Photographie : A. Rivière Kéraval
***
Ça commence toujours ainsi, un solo derrière ta chevelure : répétitions, ruptures, silences sous néons, des touches qui glissent puis reprennent tout depuis le point du jour et le cri d’après la chute… amas de bouteilles, de livres… quelle folie dans ce pas de côté ! Choisir la vie à s’en délecter, ne plus savoir s’y fondre, les yeux trop sensibles habitués à la lumière bleue. Je suis parfois l’esquisse, le Voyant d’avant la fugue. Rares sont mes moments de solitude, la toux devient alors simple alibi, le repoussoir conjugal, les heures sup’ volées à la nuit.
**
La mousse est aussi dure que de la pierre, les griffes sont encore fraîches, le corps attend sa rançon de suffisance. Pour avoir pris la mauvaise pilule, pour avoir rejeté si longtemps le vivant. Ce moment où l’on se retrouve à quatre pattes hurlant à la lune en se remémorant nos vieux rituels, s’arrachant des lambeaux tout entier dévoué à cette transe. Dans l’attente d’un retour au Pays natal, cette régression anale, ce point de chute d’avant la fin. A bas nos murs, nos 15m2 avec vue sur les miettes de notre histoire. Au travers de cette lucarne branlante, nos rires surpris de toujours y croire. Un autre coup de griffe, toi qui me retiens entre tes lèvres, entre tes dents, entre deux imprécations de bonheur.
**
Quand je regarde la fissure, ce point névralgique, l’espace prend une autre dimension. Des visages semblent jaillir des orifices : des bribes, des insultes, des récriminations, aucune joliesse dans les abîmes. Entre deux fractures se rassemble une vérité essentielle. Impossible de mettre des mots là-dessus et c’est bien là d’où se forge ma rage. Elle s’acharne à user de la langue comme d’un palliatif, un passe-temps hivernal avant que le soleil ne me ramène sur le devant de la scène. La posture d’un corps relativement jeune et pétri par tant d’efforts. Une résistance mais à quoi ? La fissure n’est plus là, juste un trou noir, le monde n’est plus, c’est un vortex sans frontière. L’infini, là encore, manque de mordant et d’un puissant vocabulaire pour le contenir.
***
Grégory Rateau est un poète né en 1984 à Drancy vivant à Bucarest.

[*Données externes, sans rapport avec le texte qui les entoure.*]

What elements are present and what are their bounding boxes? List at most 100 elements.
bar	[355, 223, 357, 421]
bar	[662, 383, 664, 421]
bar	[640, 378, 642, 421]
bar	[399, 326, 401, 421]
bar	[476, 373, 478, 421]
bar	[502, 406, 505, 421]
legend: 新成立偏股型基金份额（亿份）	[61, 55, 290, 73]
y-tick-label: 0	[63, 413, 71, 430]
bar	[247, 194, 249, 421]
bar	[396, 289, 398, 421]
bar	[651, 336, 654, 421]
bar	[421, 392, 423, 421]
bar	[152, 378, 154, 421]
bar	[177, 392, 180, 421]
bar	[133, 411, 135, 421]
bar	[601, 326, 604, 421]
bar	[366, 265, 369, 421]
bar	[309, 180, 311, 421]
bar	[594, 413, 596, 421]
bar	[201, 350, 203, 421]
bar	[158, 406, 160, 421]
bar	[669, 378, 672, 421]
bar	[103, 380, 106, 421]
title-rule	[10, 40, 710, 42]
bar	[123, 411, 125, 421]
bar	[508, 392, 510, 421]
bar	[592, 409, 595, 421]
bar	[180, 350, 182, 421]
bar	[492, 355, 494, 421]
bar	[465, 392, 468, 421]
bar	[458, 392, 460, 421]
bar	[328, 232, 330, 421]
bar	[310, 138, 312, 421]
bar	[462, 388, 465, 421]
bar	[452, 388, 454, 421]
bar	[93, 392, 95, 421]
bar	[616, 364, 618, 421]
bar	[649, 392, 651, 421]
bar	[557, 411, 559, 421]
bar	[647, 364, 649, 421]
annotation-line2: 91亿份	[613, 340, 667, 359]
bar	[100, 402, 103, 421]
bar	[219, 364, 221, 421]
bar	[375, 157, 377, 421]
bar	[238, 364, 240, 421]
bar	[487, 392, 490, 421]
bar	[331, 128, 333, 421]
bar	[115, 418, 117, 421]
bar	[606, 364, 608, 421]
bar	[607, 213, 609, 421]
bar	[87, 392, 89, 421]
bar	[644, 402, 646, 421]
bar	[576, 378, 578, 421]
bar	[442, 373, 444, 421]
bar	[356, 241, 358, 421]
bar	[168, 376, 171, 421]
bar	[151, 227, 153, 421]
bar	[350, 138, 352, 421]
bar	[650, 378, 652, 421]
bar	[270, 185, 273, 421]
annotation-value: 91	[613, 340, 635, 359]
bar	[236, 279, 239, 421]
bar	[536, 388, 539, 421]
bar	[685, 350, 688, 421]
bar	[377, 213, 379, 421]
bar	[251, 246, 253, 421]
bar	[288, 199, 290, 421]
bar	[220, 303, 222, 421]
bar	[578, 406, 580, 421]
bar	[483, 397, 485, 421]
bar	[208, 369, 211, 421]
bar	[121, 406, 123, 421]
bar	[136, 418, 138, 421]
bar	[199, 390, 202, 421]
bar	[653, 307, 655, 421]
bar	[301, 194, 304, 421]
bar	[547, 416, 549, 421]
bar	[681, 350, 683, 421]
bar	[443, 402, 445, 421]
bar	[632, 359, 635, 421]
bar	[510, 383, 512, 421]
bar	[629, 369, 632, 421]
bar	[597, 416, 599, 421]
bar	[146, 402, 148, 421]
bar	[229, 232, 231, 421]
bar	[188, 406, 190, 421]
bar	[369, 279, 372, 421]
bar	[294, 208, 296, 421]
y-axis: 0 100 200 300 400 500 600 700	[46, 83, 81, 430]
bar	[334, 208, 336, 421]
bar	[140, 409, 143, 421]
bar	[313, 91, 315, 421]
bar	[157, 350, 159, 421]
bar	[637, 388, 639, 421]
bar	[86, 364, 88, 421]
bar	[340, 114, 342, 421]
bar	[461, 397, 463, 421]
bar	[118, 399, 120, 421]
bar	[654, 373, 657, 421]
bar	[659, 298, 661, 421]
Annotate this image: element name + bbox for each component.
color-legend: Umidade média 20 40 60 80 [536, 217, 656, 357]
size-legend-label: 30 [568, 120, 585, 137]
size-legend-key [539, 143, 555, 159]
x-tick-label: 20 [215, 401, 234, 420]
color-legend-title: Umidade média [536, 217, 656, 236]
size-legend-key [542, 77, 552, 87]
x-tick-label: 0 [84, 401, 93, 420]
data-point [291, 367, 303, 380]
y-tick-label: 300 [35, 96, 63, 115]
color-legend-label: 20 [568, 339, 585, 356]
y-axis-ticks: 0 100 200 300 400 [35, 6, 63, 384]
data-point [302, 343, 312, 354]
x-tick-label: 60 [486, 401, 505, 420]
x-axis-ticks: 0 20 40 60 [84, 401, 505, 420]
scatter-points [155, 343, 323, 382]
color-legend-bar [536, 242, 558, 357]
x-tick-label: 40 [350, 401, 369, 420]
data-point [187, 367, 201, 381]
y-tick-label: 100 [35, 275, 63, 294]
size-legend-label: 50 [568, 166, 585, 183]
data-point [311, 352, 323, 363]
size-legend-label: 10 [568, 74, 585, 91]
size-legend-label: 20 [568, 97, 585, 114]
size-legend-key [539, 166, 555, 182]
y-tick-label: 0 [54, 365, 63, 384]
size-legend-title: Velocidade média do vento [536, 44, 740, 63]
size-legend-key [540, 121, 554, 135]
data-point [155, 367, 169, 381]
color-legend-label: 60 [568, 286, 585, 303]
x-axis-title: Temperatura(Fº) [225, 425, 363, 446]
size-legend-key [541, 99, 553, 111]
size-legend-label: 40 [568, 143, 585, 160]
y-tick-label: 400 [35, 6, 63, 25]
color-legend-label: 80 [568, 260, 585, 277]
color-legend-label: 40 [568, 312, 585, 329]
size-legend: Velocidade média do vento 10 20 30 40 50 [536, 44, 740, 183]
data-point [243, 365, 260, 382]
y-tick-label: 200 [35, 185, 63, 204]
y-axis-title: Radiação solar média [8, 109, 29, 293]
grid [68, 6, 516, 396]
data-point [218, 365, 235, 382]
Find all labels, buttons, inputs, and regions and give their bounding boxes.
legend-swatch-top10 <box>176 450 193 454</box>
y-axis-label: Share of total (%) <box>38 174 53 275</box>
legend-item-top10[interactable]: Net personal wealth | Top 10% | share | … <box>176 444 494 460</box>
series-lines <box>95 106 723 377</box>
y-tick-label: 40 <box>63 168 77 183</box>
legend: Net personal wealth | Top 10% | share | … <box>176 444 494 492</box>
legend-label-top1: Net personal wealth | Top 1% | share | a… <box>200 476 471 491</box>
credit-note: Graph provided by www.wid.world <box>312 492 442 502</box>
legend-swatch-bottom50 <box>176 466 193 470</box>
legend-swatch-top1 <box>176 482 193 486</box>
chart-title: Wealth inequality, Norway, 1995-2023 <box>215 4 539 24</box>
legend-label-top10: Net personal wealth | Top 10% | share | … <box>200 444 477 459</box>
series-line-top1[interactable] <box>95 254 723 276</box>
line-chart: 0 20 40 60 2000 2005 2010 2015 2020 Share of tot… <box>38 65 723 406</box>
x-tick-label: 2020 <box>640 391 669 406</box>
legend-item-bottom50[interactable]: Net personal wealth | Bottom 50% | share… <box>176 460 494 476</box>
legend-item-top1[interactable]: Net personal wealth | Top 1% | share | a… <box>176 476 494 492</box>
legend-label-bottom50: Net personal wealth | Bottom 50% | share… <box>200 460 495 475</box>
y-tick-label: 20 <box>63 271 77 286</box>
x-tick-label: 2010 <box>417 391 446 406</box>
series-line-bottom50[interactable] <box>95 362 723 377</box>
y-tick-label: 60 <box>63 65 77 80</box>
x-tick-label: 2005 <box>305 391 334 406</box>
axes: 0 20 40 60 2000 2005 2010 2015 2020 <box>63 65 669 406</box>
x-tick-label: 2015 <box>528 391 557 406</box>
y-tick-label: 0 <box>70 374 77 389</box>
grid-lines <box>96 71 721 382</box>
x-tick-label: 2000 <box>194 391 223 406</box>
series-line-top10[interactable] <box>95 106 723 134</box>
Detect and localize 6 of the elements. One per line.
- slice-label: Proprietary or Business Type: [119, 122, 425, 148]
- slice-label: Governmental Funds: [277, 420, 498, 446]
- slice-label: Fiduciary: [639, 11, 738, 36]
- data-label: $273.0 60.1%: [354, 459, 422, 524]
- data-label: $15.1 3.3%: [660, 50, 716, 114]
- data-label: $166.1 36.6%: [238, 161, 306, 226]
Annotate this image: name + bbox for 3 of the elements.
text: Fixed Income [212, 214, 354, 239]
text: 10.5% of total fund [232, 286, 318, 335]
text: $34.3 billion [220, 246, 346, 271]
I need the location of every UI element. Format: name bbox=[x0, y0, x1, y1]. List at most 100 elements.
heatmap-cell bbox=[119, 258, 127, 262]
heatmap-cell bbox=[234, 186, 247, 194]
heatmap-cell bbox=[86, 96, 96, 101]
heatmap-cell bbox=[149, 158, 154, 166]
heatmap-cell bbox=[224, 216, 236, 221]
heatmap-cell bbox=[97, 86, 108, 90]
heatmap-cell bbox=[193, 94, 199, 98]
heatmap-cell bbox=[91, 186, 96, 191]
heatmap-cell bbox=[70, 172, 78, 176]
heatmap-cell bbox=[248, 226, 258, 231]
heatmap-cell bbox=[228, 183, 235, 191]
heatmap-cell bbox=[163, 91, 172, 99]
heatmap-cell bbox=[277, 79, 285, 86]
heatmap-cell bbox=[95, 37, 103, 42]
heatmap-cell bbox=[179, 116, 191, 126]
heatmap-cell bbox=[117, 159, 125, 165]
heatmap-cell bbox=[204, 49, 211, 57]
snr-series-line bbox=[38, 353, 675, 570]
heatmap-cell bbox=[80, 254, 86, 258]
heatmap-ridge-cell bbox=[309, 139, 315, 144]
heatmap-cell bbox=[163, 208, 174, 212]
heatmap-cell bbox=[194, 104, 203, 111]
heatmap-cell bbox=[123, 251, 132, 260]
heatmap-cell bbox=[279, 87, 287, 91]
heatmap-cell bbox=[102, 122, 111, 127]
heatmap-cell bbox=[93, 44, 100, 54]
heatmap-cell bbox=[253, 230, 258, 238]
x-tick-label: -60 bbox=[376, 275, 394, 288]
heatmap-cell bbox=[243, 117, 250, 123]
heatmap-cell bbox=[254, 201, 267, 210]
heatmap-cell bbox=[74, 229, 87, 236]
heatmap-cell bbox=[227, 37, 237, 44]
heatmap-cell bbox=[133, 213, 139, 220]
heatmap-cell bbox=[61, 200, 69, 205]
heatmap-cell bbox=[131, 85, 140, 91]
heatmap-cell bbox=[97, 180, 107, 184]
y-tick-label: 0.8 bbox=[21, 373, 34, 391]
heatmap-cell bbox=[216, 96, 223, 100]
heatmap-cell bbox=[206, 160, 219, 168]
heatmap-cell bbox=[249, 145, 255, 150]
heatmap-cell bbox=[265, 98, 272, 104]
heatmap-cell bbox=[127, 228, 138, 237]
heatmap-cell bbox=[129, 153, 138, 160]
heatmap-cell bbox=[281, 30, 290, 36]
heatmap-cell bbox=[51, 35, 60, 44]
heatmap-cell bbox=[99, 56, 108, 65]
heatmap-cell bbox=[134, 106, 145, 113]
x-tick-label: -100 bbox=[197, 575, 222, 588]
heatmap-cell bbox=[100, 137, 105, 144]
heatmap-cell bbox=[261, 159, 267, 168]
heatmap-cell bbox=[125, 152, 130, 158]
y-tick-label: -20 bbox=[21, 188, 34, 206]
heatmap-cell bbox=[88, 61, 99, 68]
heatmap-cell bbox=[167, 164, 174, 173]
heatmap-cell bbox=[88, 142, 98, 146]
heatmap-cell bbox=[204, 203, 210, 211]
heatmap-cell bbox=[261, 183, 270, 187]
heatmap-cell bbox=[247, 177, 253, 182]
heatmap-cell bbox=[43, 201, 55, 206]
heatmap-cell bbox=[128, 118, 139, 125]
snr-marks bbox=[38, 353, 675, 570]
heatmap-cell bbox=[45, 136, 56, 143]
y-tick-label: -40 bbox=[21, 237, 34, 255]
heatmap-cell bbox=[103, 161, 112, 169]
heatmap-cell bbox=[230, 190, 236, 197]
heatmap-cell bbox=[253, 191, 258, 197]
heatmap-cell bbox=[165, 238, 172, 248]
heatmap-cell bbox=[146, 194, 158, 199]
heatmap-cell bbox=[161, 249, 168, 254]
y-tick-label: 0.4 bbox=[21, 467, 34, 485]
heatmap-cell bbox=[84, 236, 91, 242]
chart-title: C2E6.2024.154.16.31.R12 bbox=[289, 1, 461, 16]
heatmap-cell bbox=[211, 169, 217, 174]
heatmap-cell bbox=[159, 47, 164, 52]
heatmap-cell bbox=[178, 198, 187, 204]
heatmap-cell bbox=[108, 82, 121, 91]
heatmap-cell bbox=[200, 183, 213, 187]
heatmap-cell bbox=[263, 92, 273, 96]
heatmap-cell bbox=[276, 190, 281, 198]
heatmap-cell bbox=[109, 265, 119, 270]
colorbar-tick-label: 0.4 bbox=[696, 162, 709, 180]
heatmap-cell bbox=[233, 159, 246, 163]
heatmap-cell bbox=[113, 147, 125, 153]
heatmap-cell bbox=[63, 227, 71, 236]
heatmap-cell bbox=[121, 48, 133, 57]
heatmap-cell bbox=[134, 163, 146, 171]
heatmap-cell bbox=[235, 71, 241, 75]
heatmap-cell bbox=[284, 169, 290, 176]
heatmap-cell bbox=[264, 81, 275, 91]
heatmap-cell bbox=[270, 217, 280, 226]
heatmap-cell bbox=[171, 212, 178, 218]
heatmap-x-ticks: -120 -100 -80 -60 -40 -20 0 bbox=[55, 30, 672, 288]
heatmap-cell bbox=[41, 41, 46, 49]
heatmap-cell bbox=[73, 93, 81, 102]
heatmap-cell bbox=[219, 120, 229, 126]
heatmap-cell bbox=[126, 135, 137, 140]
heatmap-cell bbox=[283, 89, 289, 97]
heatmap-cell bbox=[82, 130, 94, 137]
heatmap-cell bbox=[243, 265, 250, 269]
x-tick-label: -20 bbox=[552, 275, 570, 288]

Son dernier recueil en date, Le Pays incertain, publié à La Rumeur libre éditions, préface de Alain Roussel, est le lauréat du Prix Rimbaud 2024 de la Maison de Poésie-Fondation Émile Blémont.
Ses poèmes figurent dans l’anthologie des Editions Seghers « Esprit de résistance : L’année poétique 2025 » du Printemps des poètes aux côtés de 118 poètes d’aujourd’hui.